Alberta Aureli per TRISTE©
La terra possiede una forma distinta, separata, precisa. Alla confusione, all’indistinto carico di tenebre di Caos, Gaia oppone nettezza, compattezza, stabilità. Sulla terra ogni cosa è ben delineata, visibile, solida. Gaia può essere definita come il suolo su cui dèi, uomini e animali camminano con sicurezza. Gaia è il pavimento del mondo.
La spiega così l’origine dell’universo Juan-Pierre Vernant, perché sia chiaro anche ai bambini che apparteniamo al mondo e alla terra, e che senza la misteriosa lastra sotto i nostri piedi non avremmo più possibilità d’essere.
Proprio per questo, fra tutte le forme di nostalgia, la più struggente, ma forse anche la più pericolosa, è la nostalgia del mondo, perché senza il mondo è la nostra stessa possibilità di esistere a entrare in conflitto.
La nostalgia del mondo è fatta di distanza e di separazione, ci chiude nel ricordo e amplifica la claustrofobia di ogni presente.
Ne abbiamo fatta esperienza da poco.
È stata un’esperienza complicata, la mia testa, per esempio, si è riempita di immagini luccicanti, scogliere ventose, aeroporti notturni, spiagge lontane dove la luce del sole si infila tra le foglie dei cespugli a secco e fa brillare ogni cosa.
Voglio tornare a camminare, voglio aspettare un volo in ritardo e guardare gli aeroplani che decollano dietro il vetro giallo di un aeroporto.
A ogni immagine seguiva un desiderio e a ogni desiderio però il confine, e la separazione.
All’inizio degli anni settanta Eliane Radigue registra a Parigi i suoi Feedback Works, la definizione che dà di feedback è quella di reiniezione, il termine fa riferimento ai due metodi principali di produzione del suono.

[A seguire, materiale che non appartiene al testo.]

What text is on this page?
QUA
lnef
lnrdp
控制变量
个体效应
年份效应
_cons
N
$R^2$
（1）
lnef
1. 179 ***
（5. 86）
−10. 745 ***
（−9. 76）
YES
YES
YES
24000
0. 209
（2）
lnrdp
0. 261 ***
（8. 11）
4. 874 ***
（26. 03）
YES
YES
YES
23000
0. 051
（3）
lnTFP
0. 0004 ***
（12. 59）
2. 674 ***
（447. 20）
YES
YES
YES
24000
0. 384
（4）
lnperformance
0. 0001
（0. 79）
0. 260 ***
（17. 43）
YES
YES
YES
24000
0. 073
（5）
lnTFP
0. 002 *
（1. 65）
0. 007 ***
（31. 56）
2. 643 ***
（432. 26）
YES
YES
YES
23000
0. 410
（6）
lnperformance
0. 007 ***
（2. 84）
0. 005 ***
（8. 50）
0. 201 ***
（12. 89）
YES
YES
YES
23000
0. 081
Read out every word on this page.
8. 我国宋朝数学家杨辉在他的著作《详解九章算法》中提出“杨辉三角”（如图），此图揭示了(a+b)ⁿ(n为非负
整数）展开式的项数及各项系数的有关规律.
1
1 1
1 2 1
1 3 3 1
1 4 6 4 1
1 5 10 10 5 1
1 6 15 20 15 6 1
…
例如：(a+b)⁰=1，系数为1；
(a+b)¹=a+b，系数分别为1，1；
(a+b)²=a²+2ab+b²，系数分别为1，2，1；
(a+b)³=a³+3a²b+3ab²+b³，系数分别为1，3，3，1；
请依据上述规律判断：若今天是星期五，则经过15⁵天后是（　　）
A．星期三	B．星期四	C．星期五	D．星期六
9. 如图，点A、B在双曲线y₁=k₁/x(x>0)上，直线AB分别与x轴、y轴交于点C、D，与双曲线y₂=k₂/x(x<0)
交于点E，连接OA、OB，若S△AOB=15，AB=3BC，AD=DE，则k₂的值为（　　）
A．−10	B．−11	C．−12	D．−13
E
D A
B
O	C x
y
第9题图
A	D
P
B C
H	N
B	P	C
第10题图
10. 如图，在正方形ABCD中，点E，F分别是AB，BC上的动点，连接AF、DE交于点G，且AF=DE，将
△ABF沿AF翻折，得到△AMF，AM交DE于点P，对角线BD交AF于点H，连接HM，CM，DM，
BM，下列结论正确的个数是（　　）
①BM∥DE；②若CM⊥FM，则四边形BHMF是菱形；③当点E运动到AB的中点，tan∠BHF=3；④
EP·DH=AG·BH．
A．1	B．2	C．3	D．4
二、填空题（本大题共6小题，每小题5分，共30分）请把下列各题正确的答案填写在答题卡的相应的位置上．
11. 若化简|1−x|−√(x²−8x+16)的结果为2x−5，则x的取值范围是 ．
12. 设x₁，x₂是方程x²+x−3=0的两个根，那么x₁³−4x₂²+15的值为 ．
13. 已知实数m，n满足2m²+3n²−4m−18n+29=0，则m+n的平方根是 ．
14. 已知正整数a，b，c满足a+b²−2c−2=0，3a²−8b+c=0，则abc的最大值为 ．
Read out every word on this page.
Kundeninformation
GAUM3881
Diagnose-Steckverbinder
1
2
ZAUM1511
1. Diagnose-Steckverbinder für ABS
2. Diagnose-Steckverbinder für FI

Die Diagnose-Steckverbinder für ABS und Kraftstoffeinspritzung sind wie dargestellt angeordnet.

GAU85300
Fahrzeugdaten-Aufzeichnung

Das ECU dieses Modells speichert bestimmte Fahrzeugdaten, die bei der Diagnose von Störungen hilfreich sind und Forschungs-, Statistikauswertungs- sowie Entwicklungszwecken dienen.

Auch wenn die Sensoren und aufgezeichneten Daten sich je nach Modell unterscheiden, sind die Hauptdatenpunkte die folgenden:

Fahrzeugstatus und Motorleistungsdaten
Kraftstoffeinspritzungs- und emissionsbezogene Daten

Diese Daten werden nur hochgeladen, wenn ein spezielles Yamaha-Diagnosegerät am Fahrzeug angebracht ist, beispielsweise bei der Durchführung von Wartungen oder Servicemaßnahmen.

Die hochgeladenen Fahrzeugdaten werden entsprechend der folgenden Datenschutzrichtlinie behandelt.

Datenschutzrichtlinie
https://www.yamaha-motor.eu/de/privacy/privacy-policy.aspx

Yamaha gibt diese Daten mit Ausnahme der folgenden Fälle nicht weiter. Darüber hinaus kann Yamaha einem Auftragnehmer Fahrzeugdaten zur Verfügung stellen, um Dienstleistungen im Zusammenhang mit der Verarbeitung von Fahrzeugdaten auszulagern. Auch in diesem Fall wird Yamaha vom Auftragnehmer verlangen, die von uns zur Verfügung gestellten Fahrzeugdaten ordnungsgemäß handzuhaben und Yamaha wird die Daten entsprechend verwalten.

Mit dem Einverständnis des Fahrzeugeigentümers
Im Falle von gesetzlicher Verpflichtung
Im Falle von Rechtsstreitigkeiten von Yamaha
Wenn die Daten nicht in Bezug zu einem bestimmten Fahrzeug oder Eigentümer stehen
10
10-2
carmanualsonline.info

Il primo è il larsen, il disturbo sonoro generato tra amplificatore e microfono. Il secondo è proprio la reiniezione, un segnale mandato in loop tra input e output con due registratori a nastro, uno impostato sulla modalità di registrazione, il secondo su quella di riproduzione. Nell’immagine di copertina del disco, Eliane tiene una grande conchiglia attaccata all’orecchio destro come fa chi vuole ascoltare il rumore del mare quando ormai è lontano dal mare.
La stessa volontà che anima chiunque voglia riprodurre il mondo quando il mondo si fa lontano. Non sorprende allora che l’atmosfera generata sia poetica e struggente ma anche esplicitamente oscura.
Esce oggi il Feedback Works di Alessandro Ciccarelli che dedicando il suo disco alla Radigue e ripercorrendone il lavoro, reinterpreta in chiave digitale, con il solo utilizzo del mixer audio, quell’esperienza sonora.
Questo Feedback Works, come l’altro, è un disco che mette al centro l’esperienza, anzi il metodo, e lascia che i suoni si combinino e si mischino come quelli del vento.
Rifiutando qualsiasi definizione e qualsiasi narrazione, Alessandro Ciccarelli dice che ciò che più gli interessa è offrire la possibilità di un’azione personale, come davanti a uno spazio vuoto.
Non c’è nessuna storia se non quella che deve ancora essere raccontata.
Il ritmo circolare e ripetitivo, come quello di alcuni mantra, ci conduce in una dimensione alterata in cui è facile che ascisse e ordinate finiscano per piegarsi e chiudersi in una spirale discendente, senza avere paura della profondità del suono.
Ma i riferimenti più espliciti in Feedback Works, quelli che rendono questo disco un’allegoria, sono alla combinazione forzatamente casuale della composizione che, escludendo qualsiasi melodia ragionata, di nuovo finisce per mimare il mondo nella sua capacità di essere al di là delle intenzioni e di riuscire e rigenerarsi in forme inaspettate e non sempre ospitali.
Il risultato è ipnotico, e la sensazione somiglia a quella dei pensieri mobili che entrano e escono dalla nostra testa senza soluzione, input e output, vento freddo e poi caldo che accelera i passi e muta nel movimento.